Lijia tells about her journey as she sits down in a sofa in her new living room. Things are a little squeezed together. The love seat and the armchair are pushed up next to each other, right in front of the TV. Lijia tells that she is hosting more than her direct family, that her sister is posted up in one of the bedrooms, and her special needs brother is staying in another. Four-year-old Julio sits next to her as she starts telling the story.
She tells about the house she was living in before. It was actually a pretty nice place, in the center of the city of Chimaltenango. “I was paying 1,200 Quetzales [$155] every month for about twenty years,” she says. “But we never had enough at one time to save for a plot of land, to be able to pay that at once.”
If we do the math, that’s about five Habitat homes she could have paid off instead of twenty years’ rent.
“A few years ago, my children’s father went to the United States to look for work,” says Lijia. “He didn’t come back.” With the remesas, or money from family members in the States, that were sent back at first, Lijia was able to buy a small plot of land. But communication quit with her partner, and she was left to take care of the kids alone.
But Lijia didn’t let that bring her down. She applied for a house with Habitat Guatemala and now she is building a new life – a strong life – in her new Habitat home.
“Here, I’m paying 600. Half. There are always expenses, there are always debts to pay, so this place gives me the opportunity to do that.”
Lijia built her house mainly for one reason, to provide a better future for her kids. One opportunity that this house has given her is the ability to send her daughter to private school. Lijia says that public schools are a mess and that in private school, her daughter will get a much better education.
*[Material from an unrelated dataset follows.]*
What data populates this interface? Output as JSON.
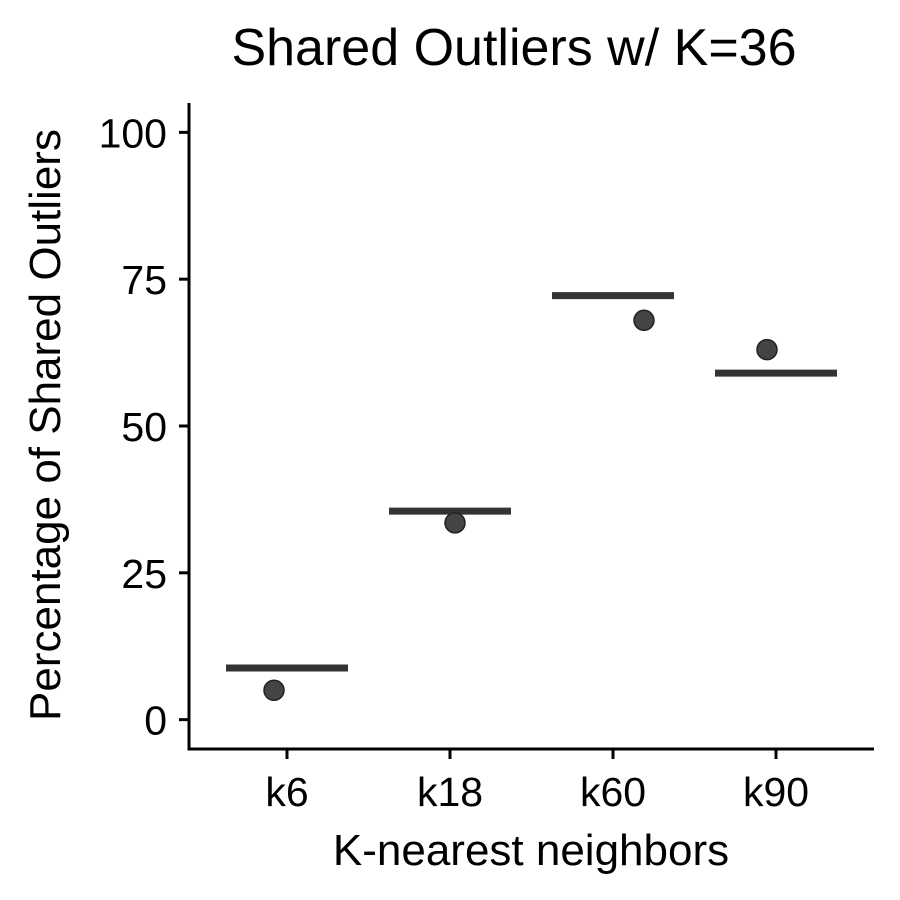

“They can have a better education, and a better quality of life down the road,” says Lijia. Lijia is really a special case. In Guatemala, it’s usually quite the opposite: kids are forced to work instead of go to school in an effort for added income. Lijia says she has never taken her kids out of school to work. Insead, she is working hard and making life choices based on the wellbeing of her kids.
“To have your own house implies many benefits,” says Lijia, “like the stability, and not investing in something that’s not yours.”
Having the house and taking care of her siblings has inspired Lijia to continue making changes to solidify her family‘s quality of life. She’s constructed a big open area on the side of her house: a closed space for a car, a kitchen area, and a wash area. As soon as the area is finished, she’s going to move the kitchen out there so that the living space inside is more comfortable.
Sure, things would be easier with a father, or a husband. Sure, things would be easier with an added source of income. But Lijia is proving herself as a strong caretaker of two children, a sister, and a special needs brother. She’s gotten on her own two feet and provided the stability that her family needs. And it started with a house.